This month’s Best of Soul selection features artists from all across the globe. From Italy’s Roberta Gentile to France’s Sania and the UK’s Ione, these spectacular soul artists will take you on the vacation you’ve been longing for.
Bring it On
Compact Disc (CD)
Italy’s Roberta Gentile is heir to the Amy Winehouse legacy. Like Winehouse (and Billie Holiday who came before her), Gentile embodies a sense of world-weary soul that can’t be bought or feigned, but has a somewhat lighter touch. Bring it On draws as much from vintage ‘50s and ‘60s soul as it does from Teddy Pendergrass’ bedroom crooning. Gentile merges self-love with vulnerability on “Until You,” and the tracks “Play Me” and “Never Enough” are stunning tributes to former loves. Gentile’s voice and lyrics offer more and more on each listen. “I can’t be a bird without a song. This is where I belong,” she sings on “Where Do We Go.”

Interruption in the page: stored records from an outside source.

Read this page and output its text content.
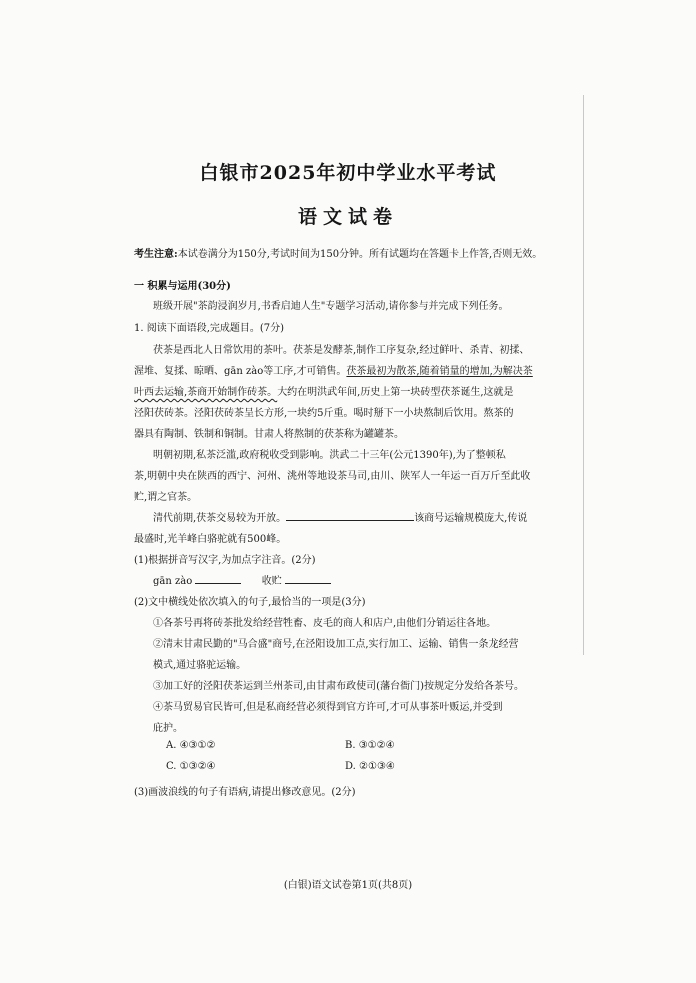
白银市2025年初中学业水平考试
语文试卷
考生注意:本试卷满分为150分,考试时间为150分钟。所有试题均在答题卡上作答,否则无效。
一 积累与运用(30分)
班级开展"茶韵浸润岁月,书香启迪人生"专题学习活动,请你参与并完成下列任务。
1. 阅读下面语段,完成题目。(7分)
茯茶是西北人日常饮用的茶叶。茯茶是发酵茶,制作工序复杂,经过鲜叶、杀青、初揉、
渥堆、复揉、晾晒、gān zào等工序,才可销售。茯茶最初为散茶,随着销量的增加,为解决茶
叶西去运输,茶商开始制作砖茶。大约在明洪武年间,历史上第一块砖型茯茶诞生,这就是
泾阳茯砖茶。泾阳茯砖茶呈长方形,一块约5斤重。喝时掰下一小块熬制后饮用。熬茶的
器具有陶制、铁制和铜制。甘肃人将熬制的茯茶称为罐罐茶。
明朝初期,私茶泛滥,政府税收受到影响。洪武二十三年(公元1390年),为了整顿私
茶,明朝中央在陕西的西宁、河州、洮州等地设茶马司,由川、陕军人一年运一百万斤至此收
贮,谓之官茶。
清代前期,茯茶交易较为开放。	该商号运输规模庞大,传说
最盛时,光羊峰白骆驼就有500峰。
(1)根据拼音写汉字,为加点字注音。(2分)
gān zào	收贮
(2)文中横线处依次填入的句子,最恰当的一项是(3分)
①各茶号再将砖茶批发给经营牲畜、皮毛的商人和店户,由他们分销运往各地。
②清末甘肃民勤的"马合盛"商号,在泾阳设加工点,实行加工、运输、销售一条龙经营
模式,通过骆驼运输。
③加工好的泾阳茯茶运到兰州茶司,由甘肃布政使司(藩台衙门)按规定分发给各茶号。
④茶马贸易官民皆可,但是私商经营必须得到官方许可,才可从事茶叶贩运,并受到
庇护。
A. ④③①②	B. ③①②④
C. ①③②④	D. ②①③④
(3)画波浪线的句子有语病,请提出修改意见。(2分)
(白银)语文试卷第1页(共8页)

On the album cover for Du Ballet, French singer-songwriter Sania sits on a unicorn against a hazy, starlit lavender background, like a goddess entering into a new world. Singing exclusively in French, her voice is so gorgeous the lyrics require no translation. On Du Ballet, Sania harkens back to the melodic Les Nubians sisters but with a whimsical, lullaby quality that’s hypnotic—even on buoyant tracks like “Abou” and “Love Song.” There are no duds on this special release.

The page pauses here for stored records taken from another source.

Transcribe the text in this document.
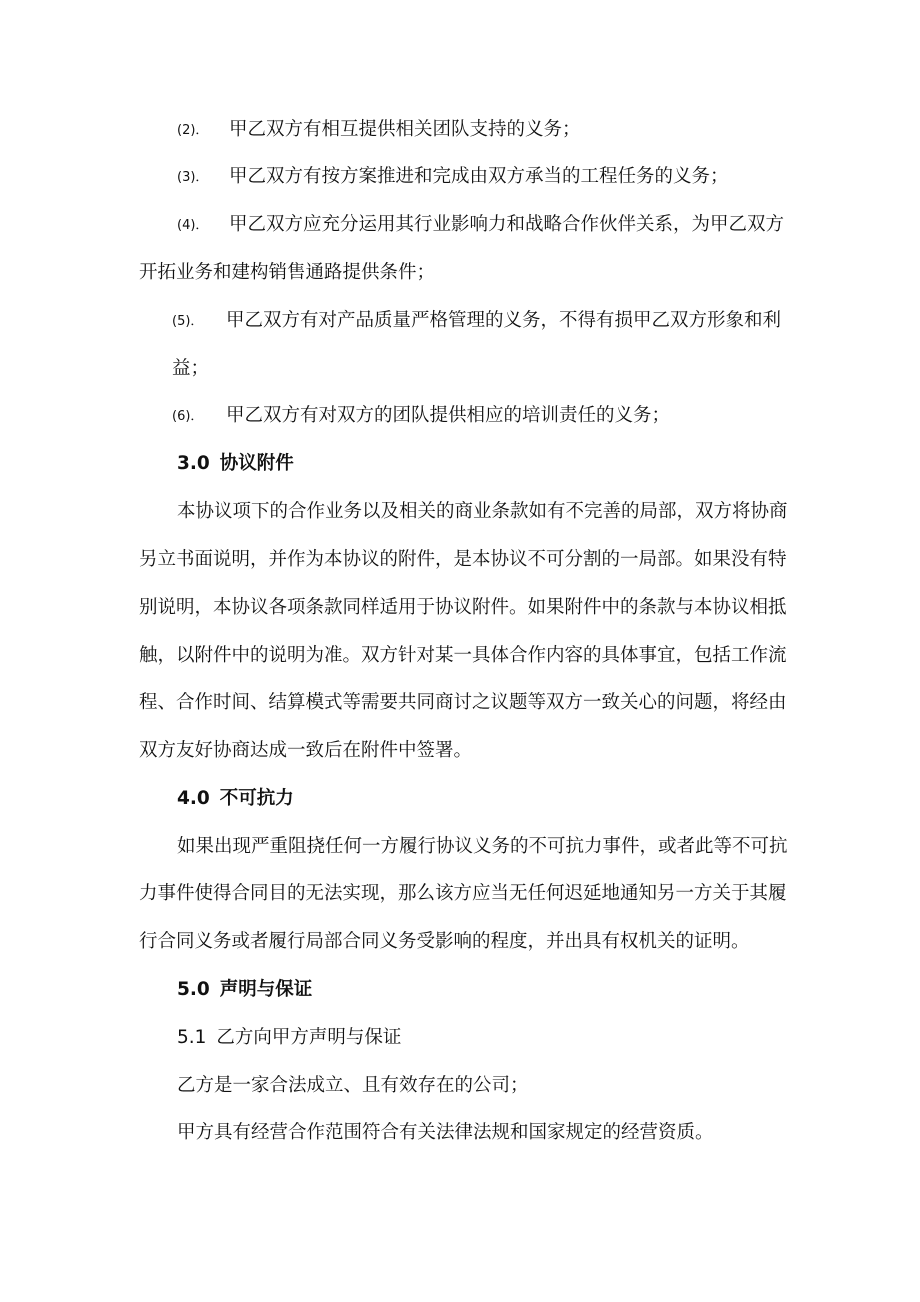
(2)． 甲乙双方有相互提供相关团队支持的义务；
(3)． 甲乙双方有按方案推进和完成由双方承当的工程任务的义务；
(4)． 甲乙双方应充分运用其行业影响力和战略合作伙伴关系，为甲乙双方
开拓业务和建构销售通路提供条件；
(5)． 甲乙双方有对产品质量严格管理的义务，不得有损甲乙双方形象和利
益；
(6)． 甲乙双方有对双方的团队提供相应的培训责任的义务；
3.0 协议附件
本协议项下的合作业务以及相关的商业条款如有不完善的局部，双方将协商
另立书面说明，并作为本协议的附件，是本协议不可分割的一局部。如果没有特
别说明，本协议各项条款同样适用于协议附件。如果附件中的条款与本协议相抵
触，以附件中的说明为准。双方针对某一具体合作内容的具体事宜，包括工作流
程、合作时间、结算模式等需要共同商讨之议题等双方一致关心的问题，将经由
双方友好协商达成一致后在附件中签署。
4.0 不可抗力
如果出现严重阻挠任何一方履行协议义务的不可抗力事件，或者此等不可抗
力事件使得合同目的无法实现，那么该方应当无任何迟延地通知另一方关于其履
行合同义务或者履行局部合同义务受影响的程度，并出具有权机关的证明。
5.0 声明与保证
5.1 乙方向甲方声明与保证
乙方是一家合法成立、且有效存在的公司；
甲方具有经营合作范围符合有关法律法规和国家规定的经营资质。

The Tide is Changing is Ione’s debut EP—sort of. The Manchester-based singer-songwriter explains in her liner notes: “The Tide is Changing felt like the perfect name for this EP, as it feels like my first proper EP although it is my third. Calling it The Tide is Changing feels like a commitment to myself and my music. The Tide is Changing because I am changing. And it feels exciting to not know what’s next but to believe it is good.” Like a good deal of the music made and released since the pandemic, Ione focuses on self-love. Embracing a throwback R&B vibe on the titular opener, she sings about beliefs and people who have to be left behind in order to step into the life she’s always dreamed of. On the album’s second track, “Loved by You,” Ione dives into new, higher, expressions of love: “The question is, will fate be on our side? Sweet Baby?” On the strong and heartbreaking, “Run Away,” she concludes that love that leaves you feeling “not good enough” was never love at all.
Catch the Wind While It Blows
Combining ‘90s-style folk and indie-country with soul, Dread Fury’s lyrical conviction and bohemian style are powerful. The UK artist shares that the pandemic encouraged him to own his voice: “One thing I’ve realized is that these strange times tend to spur people into action. I’m no different,” he says. The album is a companion piece to a novella he’s been working on for over a decade. It’s that storytelling embedded into each song that makes this album shine.
“Let Sun Ra tell it: the wisdom of the past is the light of the past; the light which is to be the wisdom of the future; the light of the future casts the shadows of tomorrow,” is how Detroit producer The Lasso introduces his latest release 2121. Featuring a plethora of dynamic voices like A. Billi Free and Rachele Eve, the album feels pulsating and alive. It features blunt truths (“No Illusions”), and reveals fears that the pandemic made us not only see reality more intensely but feel it that way too (“New Bud”).
Hello Human, Vol. 1
Carmen Rodgers’ self-titled release is sophisticated and elegant. On “No Good” she asserts: “This is who I am. Take it or leave it!” Hello Human, Vol. 1, is an appetizer-size EP that really captures the vibe of 2020 into 2021. On “Changes,” Rodgers sings, “Coming undone/ Had never really found love / Stuck in a rut / Did not know I’d get out of.” She explores love in all its aspects—love that comes at the wrong time but feels too right to ignore (“Catching Feelings”), love that helps you see yourself clearer (“Again and Again”), and love worth taking a risk for (“Say So”). If 2020 taught us anything it’s that we regret the fears we allow to hold us back and the risks we never had the faith to take. Thankfully, Rodgers gently reminds us that “It’s OK to say I want more.”